I am planning to highlight an area in elevation data in 3D as explained [here][1]. Therefore, I need to have an array where all the points are set to 0 that should not be highlighted. The data array looks like below:
y 51.380591 51.380769 ... 51.408314 51.408493
x ...
9.171581 223.699997 228.199997 ... 297.500000 297.899994
9.171868 220.199997 223.199997 ... 297.600006 297.600006
9.172156 218.900009 220.600006 ... 296.100006 296.100006
9.172443 218.000000 218.100006 ... 295.000000 295.000000
9.172731 223.400009 220.699997 ... 297.100006 297.100006
... ... ... ... ...
9.212988 252.600006 254.100006 ... 313.100006 313.000000
9.213276 257.399994 260.700012 ... 313.600006 313.200012
9.213563 259.500000 262.700012 ... 314.700012 314.000000
9.213851 261.399994 264.600006 ... 315.800018 315.399994
9.214139 262.500000 265.800018 ... 317.399994 317.300018
[149 rows x 157 columns]
My goal is to only keep values that fulfill a condition based on their x,y location.
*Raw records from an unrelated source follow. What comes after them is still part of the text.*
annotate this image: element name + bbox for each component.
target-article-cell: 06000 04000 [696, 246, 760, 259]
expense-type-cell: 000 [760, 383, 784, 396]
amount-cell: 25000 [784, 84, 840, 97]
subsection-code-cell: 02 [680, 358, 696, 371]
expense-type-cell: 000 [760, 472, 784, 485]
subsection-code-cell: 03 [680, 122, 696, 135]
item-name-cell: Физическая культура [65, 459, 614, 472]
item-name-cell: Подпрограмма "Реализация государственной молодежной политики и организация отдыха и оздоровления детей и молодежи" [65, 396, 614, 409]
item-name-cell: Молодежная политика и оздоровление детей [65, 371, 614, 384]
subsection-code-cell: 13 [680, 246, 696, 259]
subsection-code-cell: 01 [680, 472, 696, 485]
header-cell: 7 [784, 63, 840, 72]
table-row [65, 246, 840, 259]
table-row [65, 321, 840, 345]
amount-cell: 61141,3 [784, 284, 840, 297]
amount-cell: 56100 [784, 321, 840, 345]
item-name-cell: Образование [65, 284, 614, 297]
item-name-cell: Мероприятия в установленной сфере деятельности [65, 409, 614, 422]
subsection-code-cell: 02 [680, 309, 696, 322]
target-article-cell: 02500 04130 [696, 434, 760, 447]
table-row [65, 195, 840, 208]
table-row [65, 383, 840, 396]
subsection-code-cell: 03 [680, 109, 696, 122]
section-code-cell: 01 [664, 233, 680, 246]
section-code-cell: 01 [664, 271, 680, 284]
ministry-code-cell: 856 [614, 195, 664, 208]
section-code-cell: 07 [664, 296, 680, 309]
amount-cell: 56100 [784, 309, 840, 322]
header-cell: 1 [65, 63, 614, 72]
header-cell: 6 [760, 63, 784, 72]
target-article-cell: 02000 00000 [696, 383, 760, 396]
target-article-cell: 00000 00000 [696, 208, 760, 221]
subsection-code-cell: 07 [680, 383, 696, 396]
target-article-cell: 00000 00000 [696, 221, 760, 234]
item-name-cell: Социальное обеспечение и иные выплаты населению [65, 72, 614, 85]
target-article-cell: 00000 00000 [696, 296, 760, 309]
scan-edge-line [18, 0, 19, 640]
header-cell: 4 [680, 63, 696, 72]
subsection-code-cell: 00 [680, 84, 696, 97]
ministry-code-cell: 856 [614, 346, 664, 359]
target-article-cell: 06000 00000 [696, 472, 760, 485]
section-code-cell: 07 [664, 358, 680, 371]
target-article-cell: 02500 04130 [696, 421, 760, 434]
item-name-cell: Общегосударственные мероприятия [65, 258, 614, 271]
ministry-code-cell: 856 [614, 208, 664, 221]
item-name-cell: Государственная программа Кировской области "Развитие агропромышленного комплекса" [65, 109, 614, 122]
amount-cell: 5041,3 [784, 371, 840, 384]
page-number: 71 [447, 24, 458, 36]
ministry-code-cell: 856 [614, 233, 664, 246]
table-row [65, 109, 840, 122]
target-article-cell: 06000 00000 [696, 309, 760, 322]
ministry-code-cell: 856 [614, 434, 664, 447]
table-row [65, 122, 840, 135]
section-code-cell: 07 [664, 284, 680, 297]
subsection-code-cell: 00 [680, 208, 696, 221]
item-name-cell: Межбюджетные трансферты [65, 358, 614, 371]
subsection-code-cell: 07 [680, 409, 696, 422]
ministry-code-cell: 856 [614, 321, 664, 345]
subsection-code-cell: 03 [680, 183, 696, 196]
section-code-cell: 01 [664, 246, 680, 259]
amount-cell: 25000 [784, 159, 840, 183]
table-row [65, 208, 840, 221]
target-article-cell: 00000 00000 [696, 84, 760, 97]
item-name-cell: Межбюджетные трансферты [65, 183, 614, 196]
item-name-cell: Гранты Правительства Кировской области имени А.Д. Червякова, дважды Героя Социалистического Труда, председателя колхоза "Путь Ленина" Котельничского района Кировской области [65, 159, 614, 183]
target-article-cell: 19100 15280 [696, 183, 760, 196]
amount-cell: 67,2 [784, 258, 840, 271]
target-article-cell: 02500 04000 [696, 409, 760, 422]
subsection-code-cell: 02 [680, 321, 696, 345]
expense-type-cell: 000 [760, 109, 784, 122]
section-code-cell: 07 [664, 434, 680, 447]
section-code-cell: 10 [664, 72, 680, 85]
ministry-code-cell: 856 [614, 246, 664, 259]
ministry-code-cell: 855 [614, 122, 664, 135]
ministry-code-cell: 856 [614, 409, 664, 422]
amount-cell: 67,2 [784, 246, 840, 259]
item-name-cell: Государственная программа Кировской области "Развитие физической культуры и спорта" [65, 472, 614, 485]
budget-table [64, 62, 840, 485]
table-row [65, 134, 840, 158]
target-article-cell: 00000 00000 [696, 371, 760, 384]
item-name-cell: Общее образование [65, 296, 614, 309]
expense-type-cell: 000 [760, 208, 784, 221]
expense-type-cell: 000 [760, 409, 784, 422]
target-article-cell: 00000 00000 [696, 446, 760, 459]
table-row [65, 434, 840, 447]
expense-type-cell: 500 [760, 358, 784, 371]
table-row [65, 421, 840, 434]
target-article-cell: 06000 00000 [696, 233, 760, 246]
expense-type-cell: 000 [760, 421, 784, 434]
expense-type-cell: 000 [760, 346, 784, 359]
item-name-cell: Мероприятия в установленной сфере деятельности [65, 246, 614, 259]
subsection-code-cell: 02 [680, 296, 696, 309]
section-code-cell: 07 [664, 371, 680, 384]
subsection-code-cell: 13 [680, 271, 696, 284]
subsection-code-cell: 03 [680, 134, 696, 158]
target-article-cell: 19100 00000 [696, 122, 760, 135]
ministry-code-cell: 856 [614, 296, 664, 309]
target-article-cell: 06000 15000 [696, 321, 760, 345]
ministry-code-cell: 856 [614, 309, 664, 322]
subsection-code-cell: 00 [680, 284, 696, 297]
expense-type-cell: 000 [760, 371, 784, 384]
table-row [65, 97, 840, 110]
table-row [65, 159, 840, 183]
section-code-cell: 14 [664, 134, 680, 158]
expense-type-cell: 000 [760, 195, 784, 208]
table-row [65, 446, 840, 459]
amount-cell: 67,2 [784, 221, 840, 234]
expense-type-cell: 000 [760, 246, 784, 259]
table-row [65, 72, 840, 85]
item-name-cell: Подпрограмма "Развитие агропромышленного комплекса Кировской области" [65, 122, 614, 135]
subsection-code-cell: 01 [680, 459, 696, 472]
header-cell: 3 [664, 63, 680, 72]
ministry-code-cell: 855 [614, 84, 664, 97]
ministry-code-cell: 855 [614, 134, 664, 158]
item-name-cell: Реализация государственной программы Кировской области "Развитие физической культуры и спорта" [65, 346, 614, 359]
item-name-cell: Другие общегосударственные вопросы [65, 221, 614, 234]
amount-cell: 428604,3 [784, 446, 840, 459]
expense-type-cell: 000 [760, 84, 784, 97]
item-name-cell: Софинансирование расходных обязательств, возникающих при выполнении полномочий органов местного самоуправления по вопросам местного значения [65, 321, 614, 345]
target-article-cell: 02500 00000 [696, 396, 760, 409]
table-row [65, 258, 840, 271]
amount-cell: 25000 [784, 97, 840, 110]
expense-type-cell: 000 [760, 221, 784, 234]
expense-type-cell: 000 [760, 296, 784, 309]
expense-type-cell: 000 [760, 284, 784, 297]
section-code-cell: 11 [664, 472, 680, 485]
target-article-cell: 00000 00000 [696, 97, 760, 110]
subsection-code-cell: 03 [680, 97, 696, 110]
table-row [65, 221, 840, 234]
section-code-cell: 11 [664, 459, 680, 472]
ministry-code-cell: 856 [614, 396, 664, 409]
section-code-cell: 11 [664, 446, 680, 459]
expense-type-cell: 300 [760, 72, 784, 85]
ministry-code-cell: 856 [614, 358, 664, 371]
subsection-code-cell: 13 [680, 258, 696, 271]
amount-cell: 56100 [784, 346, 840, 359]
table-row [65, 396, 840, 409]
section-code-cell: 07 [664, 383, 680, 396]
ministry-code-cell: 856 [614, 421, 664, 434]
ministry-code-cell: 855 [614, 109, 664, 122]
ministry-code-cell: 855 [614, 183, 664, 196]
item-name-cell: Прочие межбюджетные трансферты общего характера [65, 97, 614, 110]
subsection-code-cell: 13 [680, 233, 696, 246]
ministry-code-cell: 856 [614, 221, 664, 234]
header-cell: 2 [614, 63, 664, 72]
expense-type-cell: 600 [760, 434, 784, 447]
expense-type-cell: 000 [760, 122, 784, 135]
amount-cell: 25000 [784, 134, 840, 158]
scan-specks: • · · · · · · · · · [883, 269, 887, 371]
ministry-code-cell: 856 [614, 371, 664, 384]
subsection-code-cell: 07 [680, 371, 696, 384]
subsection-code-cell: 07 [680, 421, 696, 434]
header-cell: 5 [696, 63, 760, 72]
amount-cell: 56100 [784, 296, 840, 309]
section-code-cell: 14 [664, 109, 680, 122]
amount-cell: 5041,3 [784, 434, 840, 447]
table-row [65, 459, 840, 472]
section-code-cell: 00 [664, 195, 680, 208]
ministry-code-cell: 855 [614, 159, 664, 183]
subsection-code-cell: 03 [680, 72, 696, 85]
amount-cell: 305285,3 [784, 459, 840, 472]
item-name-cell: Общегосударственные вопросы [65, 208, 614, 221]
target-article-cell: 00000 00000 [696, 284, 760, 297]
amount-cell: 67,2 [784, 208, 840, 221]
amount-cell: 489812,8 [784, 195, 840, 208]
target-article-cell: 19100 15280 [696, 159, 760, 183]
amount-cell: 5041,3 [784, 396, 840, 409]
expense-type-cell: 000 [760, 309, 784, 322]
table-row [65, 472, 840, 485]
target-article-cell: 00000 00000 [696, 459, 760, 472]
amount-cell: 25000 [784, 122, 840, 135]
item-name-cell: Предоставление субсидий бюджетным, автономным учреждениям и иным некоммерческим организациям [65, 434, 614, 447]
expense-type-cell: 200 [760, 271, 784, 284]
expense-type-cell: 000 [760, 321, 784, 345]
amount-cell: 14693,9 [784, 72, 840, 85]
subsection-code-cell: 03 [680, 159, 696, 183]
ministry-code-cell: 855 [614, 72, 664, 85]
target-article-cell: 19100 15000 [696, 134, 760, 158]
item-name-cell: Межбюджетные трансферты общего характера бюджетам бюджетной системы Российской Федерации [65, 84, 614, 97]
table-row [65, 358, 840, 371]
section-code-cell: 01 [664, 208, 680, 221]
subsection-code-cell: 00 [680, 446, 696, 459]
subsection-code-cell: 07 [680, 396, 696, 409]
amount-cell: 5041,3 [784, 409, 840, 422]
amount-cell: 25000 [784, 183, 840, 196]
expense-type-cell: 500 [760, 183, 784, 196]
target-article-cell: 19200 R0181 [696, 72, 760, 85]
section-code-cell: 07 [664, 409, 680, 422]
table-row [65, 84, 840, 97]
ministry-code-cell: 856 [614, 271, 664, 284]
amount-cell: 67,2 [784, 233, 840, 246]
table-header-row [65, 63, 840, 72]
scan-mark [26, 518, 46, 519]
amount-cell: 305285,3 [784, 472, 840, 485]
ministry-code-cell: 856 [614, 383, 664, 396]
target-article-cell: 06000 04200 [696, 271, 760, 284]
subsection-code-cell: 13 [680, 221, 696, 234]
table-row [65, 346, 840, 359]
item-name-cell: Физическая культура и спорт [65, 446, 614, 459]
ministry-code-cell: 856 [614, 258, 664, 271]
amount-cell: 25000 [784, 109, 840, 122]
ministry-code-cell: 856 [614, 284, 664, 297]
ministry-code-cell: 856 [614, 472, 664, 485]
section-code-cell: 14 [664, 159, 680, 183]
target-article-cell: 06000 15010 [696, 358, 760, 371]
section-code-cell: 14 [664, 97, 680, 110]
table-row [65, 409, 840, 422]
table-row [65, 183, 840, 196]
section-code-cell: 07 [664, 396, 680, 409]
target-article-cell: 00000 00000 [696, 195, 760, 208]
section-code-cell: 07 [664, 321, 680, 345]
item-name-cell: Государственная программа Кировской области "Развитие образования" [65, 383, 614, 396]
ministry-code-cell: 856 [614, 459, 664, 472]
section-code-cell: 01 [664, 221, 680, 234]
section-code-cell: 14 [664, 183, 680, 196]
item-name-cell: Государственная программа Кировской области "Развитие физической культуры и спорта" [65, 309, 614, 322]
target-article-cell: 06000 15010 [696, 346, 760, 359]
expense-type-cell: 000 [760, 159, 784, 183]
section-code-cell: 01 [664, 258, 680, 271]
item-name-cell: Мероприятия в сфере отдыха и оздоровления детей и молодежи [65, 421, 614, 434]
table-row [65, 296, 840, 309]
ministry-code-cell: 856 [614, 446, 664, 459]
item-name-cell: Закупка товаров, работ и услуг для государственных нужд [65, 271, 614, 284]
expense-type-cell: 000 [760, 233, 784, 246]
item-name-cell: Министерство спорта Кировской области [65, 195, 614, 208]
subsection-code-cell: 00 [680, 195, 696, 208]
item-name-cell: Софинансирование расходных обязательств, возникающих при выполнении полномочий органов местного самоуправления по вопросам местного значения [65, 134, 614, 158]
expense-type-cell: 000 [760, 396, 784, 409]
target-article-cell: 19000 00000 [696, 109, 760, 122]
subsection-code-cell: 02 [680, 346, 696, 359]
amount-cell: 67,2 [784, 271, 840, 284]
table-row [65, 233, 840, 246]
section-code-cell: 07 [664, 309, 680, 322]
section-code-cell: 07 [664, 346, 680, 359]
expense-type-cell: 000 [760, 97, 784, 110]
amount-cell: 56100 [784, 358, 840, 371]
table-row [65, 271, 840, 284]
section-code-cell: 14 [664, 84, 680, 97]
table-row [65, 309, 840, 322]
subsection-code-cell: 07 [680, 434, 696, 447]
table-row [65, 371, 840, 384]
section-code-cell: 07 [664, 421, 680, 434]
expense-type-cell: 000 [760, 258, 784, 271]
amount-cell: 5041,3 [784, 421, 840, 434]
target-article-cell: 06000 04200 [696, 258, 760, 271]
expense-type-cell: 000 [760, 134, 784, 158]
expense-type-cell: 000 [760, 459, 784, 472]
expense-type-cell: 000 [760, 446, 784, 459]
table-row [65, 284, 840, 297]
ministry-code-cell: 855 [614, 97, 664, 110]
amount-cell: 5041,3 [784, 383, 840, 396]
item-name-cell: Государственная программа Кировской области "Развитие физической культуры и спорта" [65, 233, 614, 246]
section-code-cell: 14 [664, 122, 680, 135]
All other values should be set to 0. In detail I would like to define a 2D polygon. Every point that is not within this polygon should be set to 0.
An example polygon looks like this.
coords = [(9.185, 51.38), (9.175, 51.385), (9.175, 51.4), (9.2, 51.395)]
poly = Polygon(coords)
The function to check if a point is within a polygon is provided by [shapely][2].
from shapely.geometry import Point, Polygon
Point(x,y).within(poly)
So the function that should be applied to all cells looks like this:
def KeepValue(x,y,z,poly):
if (Point(x,y).within(poly)):
return z
return 0
My question is Which function should I use to apply the within
function to all cells? The major problem for me is to find a way to hand over especially the x,y and z
parameters.
I have tried apply/applymap but without good results. [1]: How to mark an area in plotly 3D surface plot? [2]: https://automating-gis-processes.github.io/CSC18/lessons/L4/point-in-polygon.html
I have not found a good solution so far, but iterating the columns and then the values is working properly:
contour_data = pd.read_csv(r"C:\Elevation.xyz", delimiter=' ', names=["x","y","z"])
Z = contour_data.pivot_table(index='x', columns='y', values='z').T
X_unique = np.sort(contour_data.x.unique())
Y_unique = np.sort(contour_data.y.unique())
coords = [(9.185, 51.39), (9.175, 51.39), (9.175, 51.4), (9.2, 51.395)]
poly = Polygon(coords)
marked_area=Z.copy()
i=0
for x in X_unique:
j=0
for z in Z.iloc[i]:
if (Point(x,Y_unique[j]).within(poly)):
marked_area.iloc[i,j]=z+0.1
else:
marked_area.iloc[i,j]=0
j=j+1
i=i+1
This may not be the most efficient approach, but this fits my needs.